Ceux qui dénoncent le communautarisme en France sont ceux qui le fabriquent. Qui nous parle d’Islam à longueur de journée ? Que se produit-il à force de traiter les musulmans comme musulmans, alors qu’on pourrait les considérer comme Français quand ils sont Français, ou comme ouvriers, gays ou que sais-je encore ? L’Islam n’existe pas. J’ai voyagé dans beaucoup de pays dits musulmans, je n’ai jamais rencontré Monsieur Islam. J’ai rencontré beaucoup de musulmans qui n’étaient jamais d’accord entre eux, religieusement, politiquement ou nationalement. Le monde arabo-musulman n’existe pas. Dans les pays arabes, il n’y a pas que des Arabes. Il y a des Kurdes, des Berbères et bien d’autres. Tous les habitants de ce monde « arabo-musulman » ne sont pas musulmans, il y a des juifs et des chrétiens. Parler de monde arabo-musulman, c’est une assignation identitaire et anhistorique. Enfermer le monde dans une catégorie d’identité, c’est le priver d’utopie, d’idéologie progressiste. L’identitarisme annule et coopte toute aspiration à l’émancipation. La tragédie est que la gauche a adhéré à ce récit qui lui interdit de penser et de proposer.

Pouvez-vous nous expliquer le titre de votre livre L’Énergie de l’État ?

L’Énergie de l’État s’est imposée car dans mon cheminement de chercheur, j’ai retrouvé l’œuvre de Bergson, plus proche de celle de Marx qu’on ne pourrait le croire. Deux choses m’ont intéressé. La première est sa critique, aussi impitoyable qu’intelligente, de l’évolutionnisme. C’est très important car la fameuse séquence XIXe-XXIe siècle a été dominée par de grands récits évolutionnistes : le Progrès, le socialisme, le fascisme d’une certaine manière, le développementalisme, le néolibéralisme, la chute du mur de Berlin et de l’Union soviétique au profit de la « transition » vers la démocratie et l’économie de marché, la « fin de l’Histoire » de Francis Fukuyama. Ce discours évolutionniste est encore à l’œuvre aujourd’hui à propos de l’Iran. La révolution y serait en marche. Les mollahs vont être renversés et on va instaurer la démocratie. L’Histoire a malheureusement montré que c’est plus compliqué que cela. Mettre en doute le récit évolutionniste n’est pas de la trahison de classe, c’est simplement un effort de lucidité que doit faire le chercheur. Cette lucidité peut être utile au combat politique.
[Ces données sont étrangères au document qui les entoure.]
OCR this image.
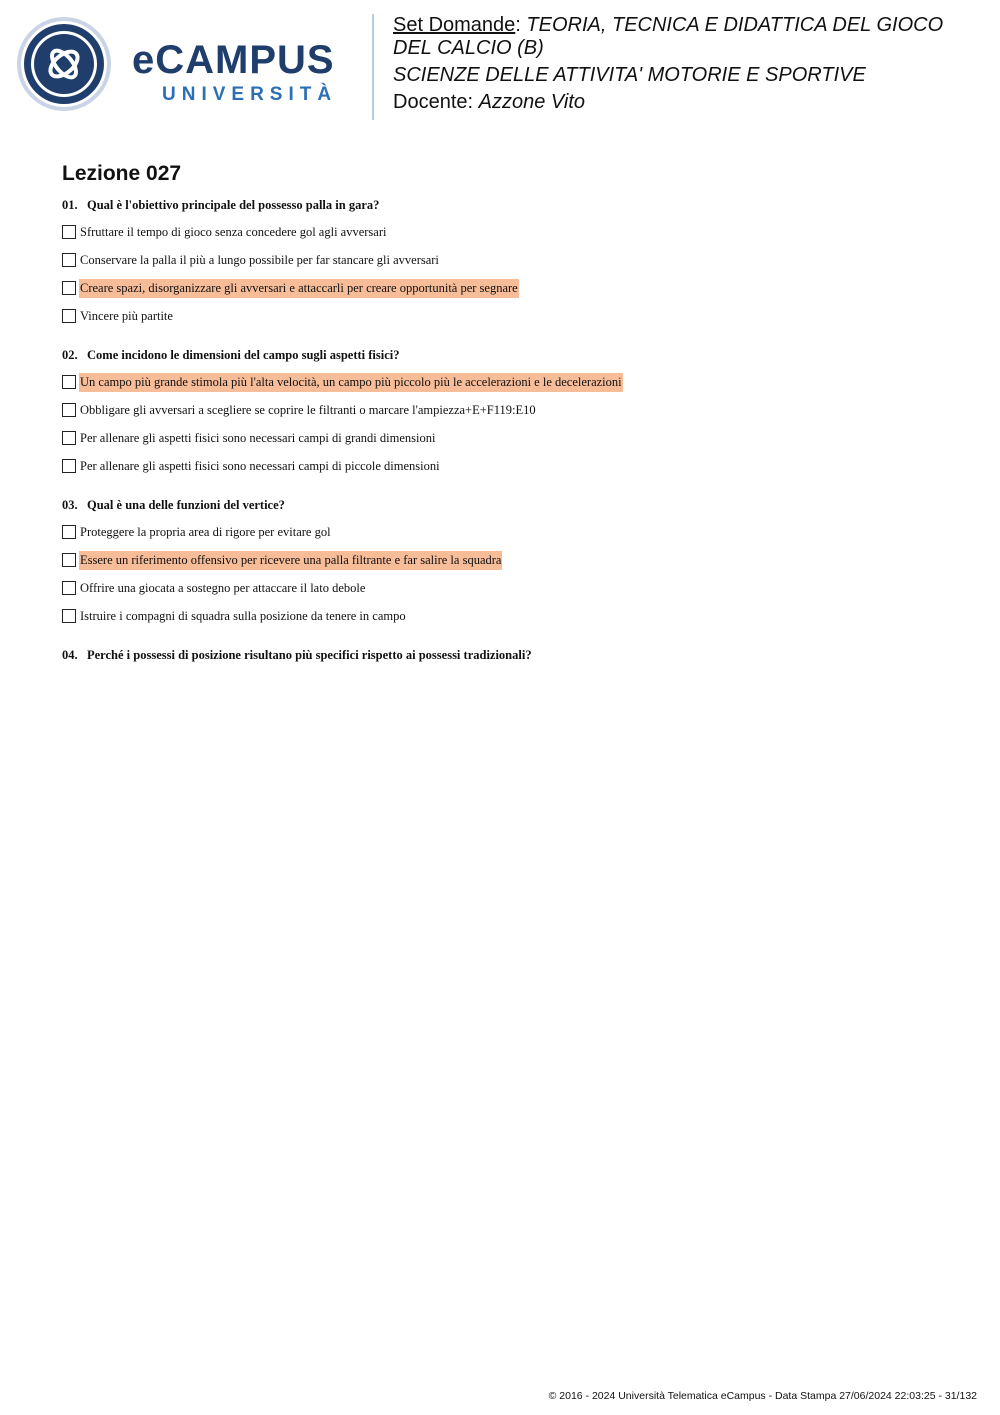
eCAMPUS
UNIVERSITÀ
Set Domande: TEORIA, TECNICA E DIDATTICA DEL GIOCO DEL CALCIO (B)
SCIENZE DELLE ATTIVITA' MOTORIE E SPORTIVE
Docente: Azzone Vito
Lezione 027
01. Qual è l'obiettivo principale del possesso palla in gara?
Sfruttare il tempo di gioco senza concedere gol agli avversari
Conservare la palla il più a lungo possibile per far stancare gli avversari
Creare spazi, disorganizzare gli avversari e attaccarli per creare opportunità per segnare
Vincere più partite
02. Come incidono le dimensioni del campo sugli aspetti fisici?
Un campo più grande stimola più l'alta velocità, un campo più piccolo più le accelerazioni e le decelerazioni
Obbligare gli avversari a scegliere se coprire le filtranti o marcare l'ampiezza+E+F119:E10
Per allenare gli aspetti fisici sono necessari campi di grandi dimensioni
Per allenare gli aspetti fisici sono necessari campi di piccole dimensioni
03. Qual è una delle funzioni del vertice?
Proteggere la propria area di rigore per evitare gol
Essere un riferimento offensivo per ricevere una palla filtrante e far salire la squadra
Offrire una giocata a sostegno per attaccare il lato debole
Istruire i compagni di squadra sulla posizione da tenere in campo
04. Perché i possessi di posizione risultano più specifici rispetto ai possessi tradizionali?
© 2016 - 2024 Università Telematica eCampus - Data Stampa 27/06/2024 22:03:25 - 31/132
Deuxième point, Bergson nous permet de comprendre la compénétration des durées. Il oppose la durée et le temps. La durée, c’est notre conscience, la conscience de notre vie personnelle. C’est aussi la conscience historique. Au fond nous avons un sens de la durée, celle de notre vie, de notre pays, de notre civilisation, de la classe ouvrière, etc. La durée est en quelque sorte une notion qualitative qui relève de notre expérience. Bergson l’oppose au temps qui relève de l’espace. Le temps est quantifié. C’est aussi une notion politique car le temps a été une dimension fondamentale de l’exploitation de la classe ouvrière, par exemple. Le grand historien marxiste Edward P. Thomson rappelait comment les patrons de la révolution industrielle anglaise interdisaient aux ouvriers de porter des montres pour être libres de manipuler les horloges de l’usine et leur grappiller quelques minutes de travail en plus. Il n’y a pas de petit profit !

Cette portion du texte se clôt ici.